The entertainment goals of the industry have used most of the development dollars thus far, but in the realm of education there’s plenty to still be explored. Classroom games that feature collaboration could develop the sense of pleasure we get from working together. Rewards for discovery of what’s new can help people out of old mindsets that distrust what’s unfamiliar and cultivate instead a taste for difference. The brain is already designed to support novelty seeking, producing dopamine to stimulate even more interest. The visual nature of screen based media opens the way for development of visual reasoning that would build on abilities favored by video games, discerning the significant detail, the inconsistency in a picture, the anticipation of the next step in a pattern, which could lead to skills in perceiving deeper level more complex patterns. The military has long used simulation for training. It should be possible to use it to add sophistication to our ability to conceptualize.
Most video games now are spatially organized but can do all kinds of things that real space can’t. Since memory is spatially organized we might be able to introduce difficult concepts like multiple dimensions in a way that makes sense to the visual brain. One Superbowl commercial had a character walking from room to room and the wall becomes the floor in each successive room, regular gravity is ignored. And we adjust with it. There was a remarkable experiment at the end of the nineteenth century where the subject wears prism glasses that turn the entire visual field upside down. By the end of a week wearing them, the wearer saw the world right side up again, adapting to whatever it has to do to function in the world. This capacity could be used to understand deeper level interconnection in the patterning we participate in. What kinds of simulations would encourage a deep sense of interconnection to the world? Seeing everything as extensions of ourselves we would naturally care for it.
It’s a potential that can only be played out visually, finding representations that can help us see the linkages between complex systems and the constants in their functioning.

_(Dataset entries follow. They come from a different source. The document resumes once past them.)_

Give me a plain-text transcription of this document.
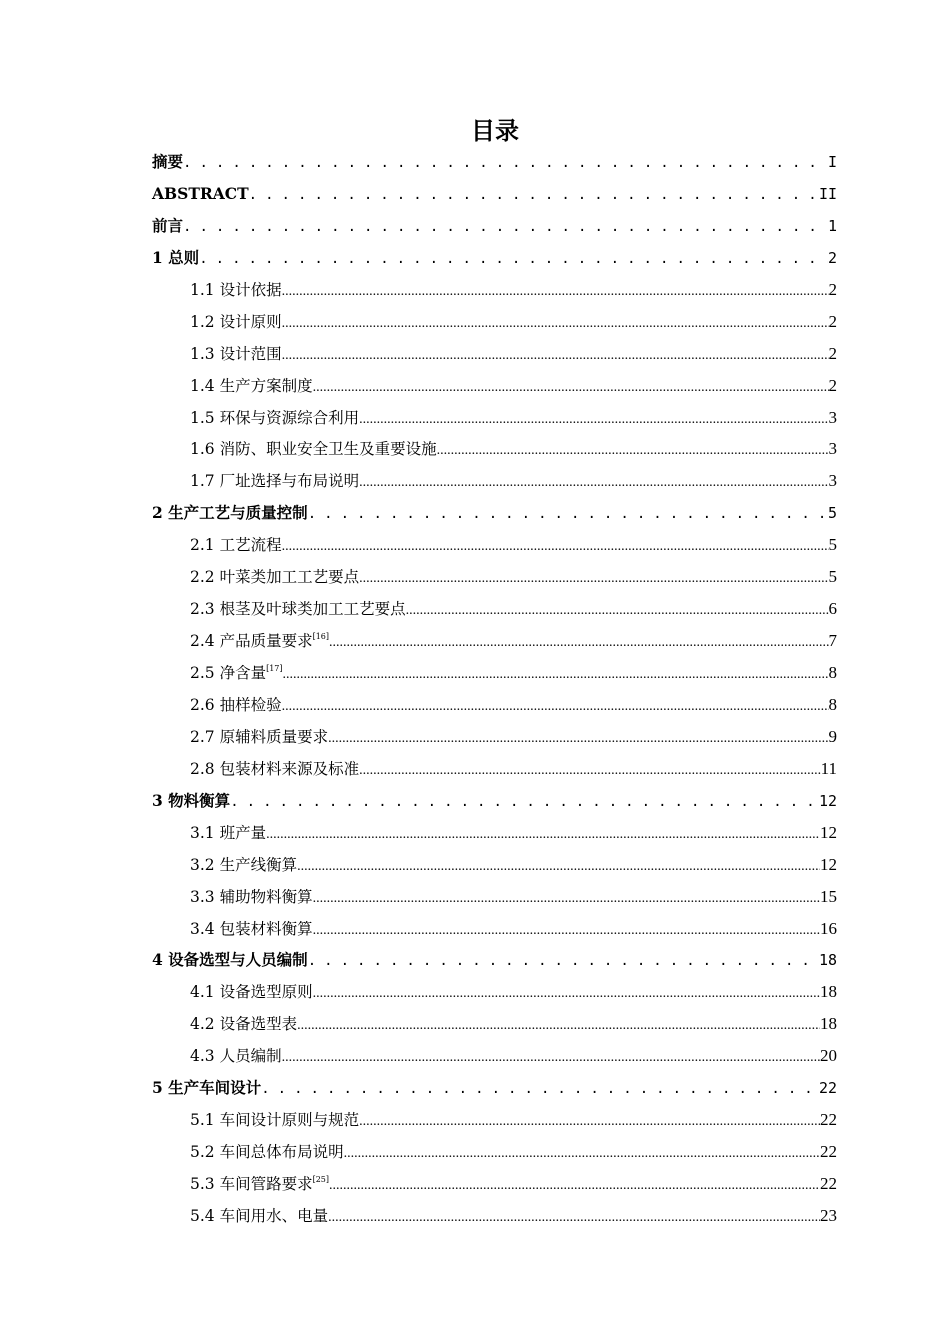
目录
摘要 . . .	I
ABSTRACT . . .	II
前言 . . .	1
1 总则 . . .	2
1.1 设计依据 .....	2
1.2 设计原则 .....	2
1.3 设计范围 .....	2
1.4 生产方案制度 .....	2
1.5 环保与资源综合利用 .....	3
1.6 消防、职业安全卫生及重要设施 .....	3
1.7 厂址选择与布局说明 .....	3
2 生产工艺与质量控制 . . .	5
2.1 工艺流程 .....	5
2.2 叶菜类加工工艺要点 .....	5
2.3 根茎及叶球类加工工艺要点 .....	6
2.4 产品质量要求[16] .....	7
2.5 净含量[17] .....	8
2.6 抽样检验 .....	8
2.7 原辅料质量要求 .....	9
2.8 包装材料来源及标准 .....	11
3 物料衡算 . . .	12
3.1 班产量 .....	12
3.2 生产线衡算 .....	12
3.3 辅助物料衡算 .....	15
3.4 包装材料衡算 .....	16
4 设备选型与人员编制 . . .	18
4.1 设备选型原则 .....	18
4.2 设备选型表 .....	18
4.3 人员编制 .....	20
5 生产车间设计 . . .	22
5.1 车间设计原则与规范 .....	22
5.2 车间总体布局说明 .....	22
5.3 车间管路要求[25] .....	22
5.4 车间用水、电量 .....	23
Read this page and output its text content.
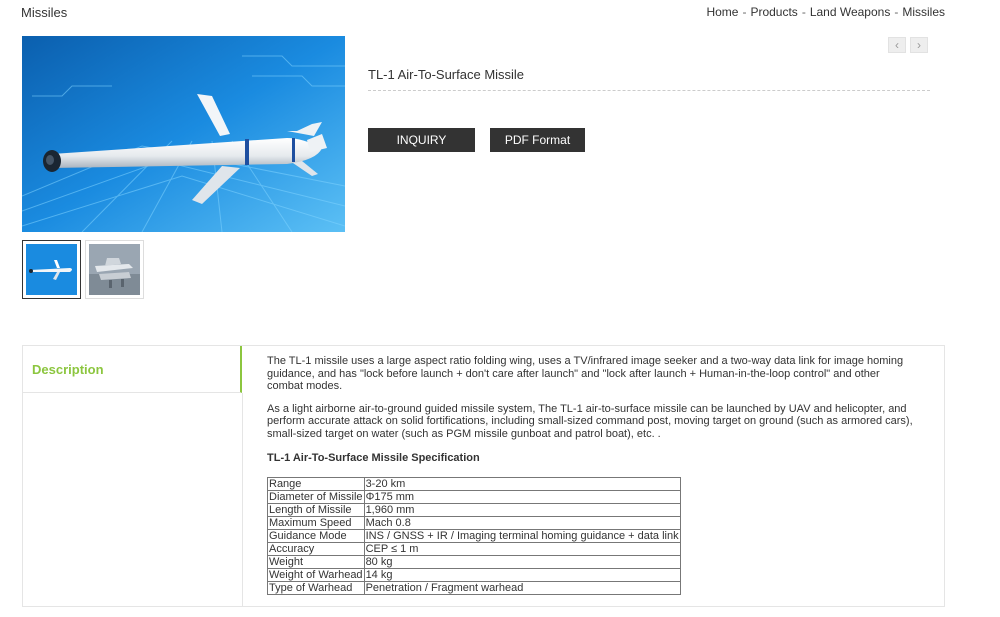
Missiles	Home - Products - Land Weapons - Missiles
‹	›
TL-1 Air-To-Surface Missile
INQUIRY	PDF Format
Description

The TL-1 missile uses a large aspect ratio folding wing, uses a TV/infrared image seeker and a two-way data link for image homing guidance, and has "lock before launch + don't care after launch" and "lock after launch + Human-in-the-loop control" and other combat modes.

As a light airborne air-to-ground guided missile system, The TL-1 air-to-surface missile can be launched by UAV and helicopter, and perform accurate attack on solid fortifications, including small-sized command post, moving target on ground (such as armored cars), small-sized target on water (such as PGM missile gunboat and patrol boat), etc. .

TL-1 Air-To-Surface Missile Specification
Range	3-20 km
Diameter of Missile	Φ175 mm
Length of Missile	1,960 mm
Maximum Speed	Mach 0.8
Guidance Mode	INS / GNSS + IR / Imaging terminal homing guidance + data link
Accuracy	CEP ≤ 1 m
Weight	80 kg
Weight of Warhead	14 kg
Type of Warhead	Penetration / Fragment warhead
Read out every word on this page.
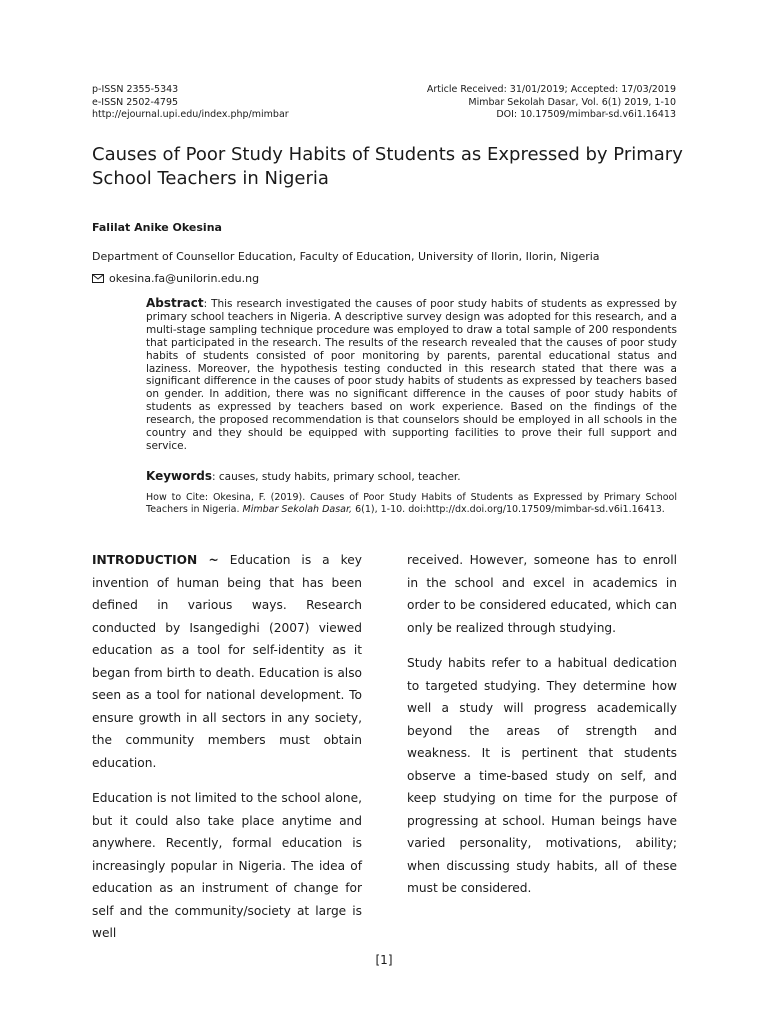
p-ISSN 2355-5343
e-ISSN 2502-4795
http://ejournal.upi.edu/index.php/mimbar
Article Received: 31/01/2019; Accepted: 17/03/2019
Mimbar Sekolah Dasar, Vol. 6(1) 2019, 1-10
DOI: 10.17509/mimbar-sd.v6i1.16413
Causes of Poor Study Habits of Students as Expressed by Primary School Teachers in Nigeria
Falilat Anike Okesina
Department of Counsellor Education, Faculty of Education, University of Ilorin, Ilorin, Nigeria
okesina.fa@unilorin.edu.ng

Abstract: This research investigated the causes of poor study habits of students as expressed by primary school teachers in Nigeria. A descriptive survey design was adopted for this research, and a multi-stage sampling technique procedure was employed to draw a total sample of 200 respondents that participated in the research. The results of the research revealed that the causes of poor study habits of students consisted of poor monitoring by parents, parental educational status and laziness. Moreover, the hypothesis testing conducted in this research stated that there was a significant difference in the causes of poor study habits of students as expressed by teachers based on gender. In addition, there was no significant difference in the causes of poor study habits of students as expressed by teachers based on work experience. Based on the findings of the research, the proposed recommendation is that counselors should be employed in all schools in the country and they should be equipped with supporting facilities to prove their full support and service.

Keywords: causes, study habits, primary school, teacher.

How to Cite: Okesina, F. (2019). Causes of Poor Study Habits of Students as Expressed by Primary School Teachers in Nigeria. Mimbar Sekolah Dasar, 6(1), 1-10. doi:http://dx.doi.org/10.17509/mimbar-sd.v6i1.16413.

INTRODUCTION ~ Education is a key invention of human being that has been defined in various ways. Research conducted by Isangedighi (2007) viewed education as a tool for self-identity as it began from birth to death. Education is also seen as a tool for national development. To ensure growth in all sectors in any society, the community members must obtain education.

Education is not limited to the school alone, but it could also take place anytime and anywhere. Recently, formal education is increasingly popular in Nigeria. The idea of education as an instrument of change for self and the community/society at large is well

received. However, someone has to enroll in the school and excel in academics in order to be considered educated, which can only be realized through studying.

Study habits refer to a habitual dedication to targeted studying. They determine how well a study will progress academically beyond the areas of strength and weakness. It is pertinent that students observe a time-based study on self, and keep studying on time for the purpose of progressing at school. Human beings have varied personality, motivations, ability; when discussing study habits, all of these must be considered.

[1]
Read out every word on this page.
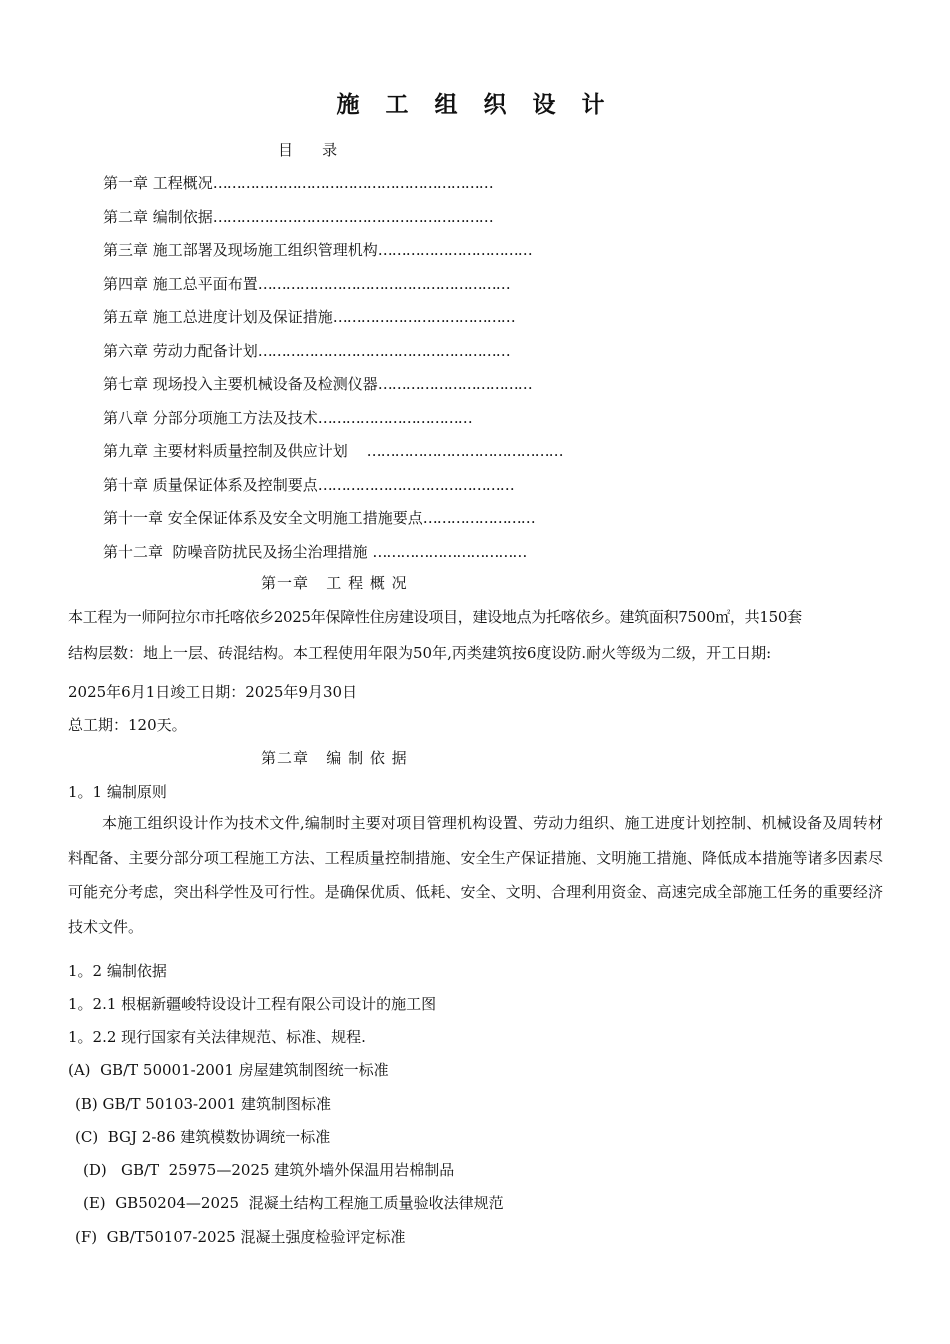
施 工 组 织 设 计
目    录
第一章 工程概况……………………………………………………
第二章 编制依据……………………………………………………
第三章 施工部署及现场施工组织管理机构……………………………
第四章 施工总平面布置………………………………………………
第五章 施工总进度计划及保证措施…………………………………
第六章 劳动力配备计划………………………………………………
第七章 现场投入主要机械设备及检测仪器……………………………
第八章 分部分项施工方法及技术……………………………
第九章 主要材料质量控制及供应计划     ……………………………………
第十章 质量保证体系及控制要点……………………………………
第十一章 安全保证体系及安全文明施工措施要点……………………
第十二章  防噪音防扰民及扬尘治理措施 ……………………………
第一章   工 程 概 况
本工程为一师阿拉尔市托喀依乡2025年保障性住房建设项目，建设地点为托喀依乡。建筑面积7500㎡，共150套
结构层数：地上一层、砖混结构。本工程使用年限为50年,丙类建筑按6度设防.耐火等级为二级，开工日期:
2025年6月1日竣工日期：2025年9月30日
总工期：120天。
第二章   编 制 依 据
1。1 编制原则
本施工组织设计作为技术文件,编制时主要对项目管理机构设置、劳动力组织、施工进度计划控制、机械设备及周转材料配备、主要分部分项工程施工方法、工程质量控制措施、安全生产保证措施、文明施工措施、降低成本措施等诸多因素尽可能充分考虑，突出科学性及可行性。是确保优质、低耗、安全、文明、合理利用资金、高速完成全部施工任务的重要经济技术文件。
1。2 编制依据
1。2.1 根椐新疆峻特设设计工程有限公司设计的施工图
1。2.2 现行国家有关法律规范、标准、规程.
(A)  GB/T 50001-2001 房屋建筑制图统一标准
(B) GB/T 50103-2001 建筑制图标准
(C)  BGJ 2-86 建筑模数协调统一标准
(D)   GB/T  25975—2025 建筑外墙外保温用岩棉制品
(E)  GB50204—2025  混凝土结构工程施工质量验收法律规范
(F)  GB/T50107-2025 混凝土强度检验评定标准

Today’s young people have been conditioned to the attitude that easy is good, robbing them of the pleasure of really getting lost in something that demands full attention. The state of flow in the peak experience occurs with the maximum challenge we can handle. Self-consciousness and time disappear in the ongoing response to feedback which keeps attention completely in the here and now of the action. When you’re deeply involved you feel most alive, experiencing the very best brain chemistry. Video games have provided a version of this experience for young people and are an ideal format for new kinds of challenges. With the rising popularity of playing with many others on line, it’s not hard to envision game designs that help us finally make the shift from a machine model of reality to an organic, multiple systems one that could in fact “change the world”.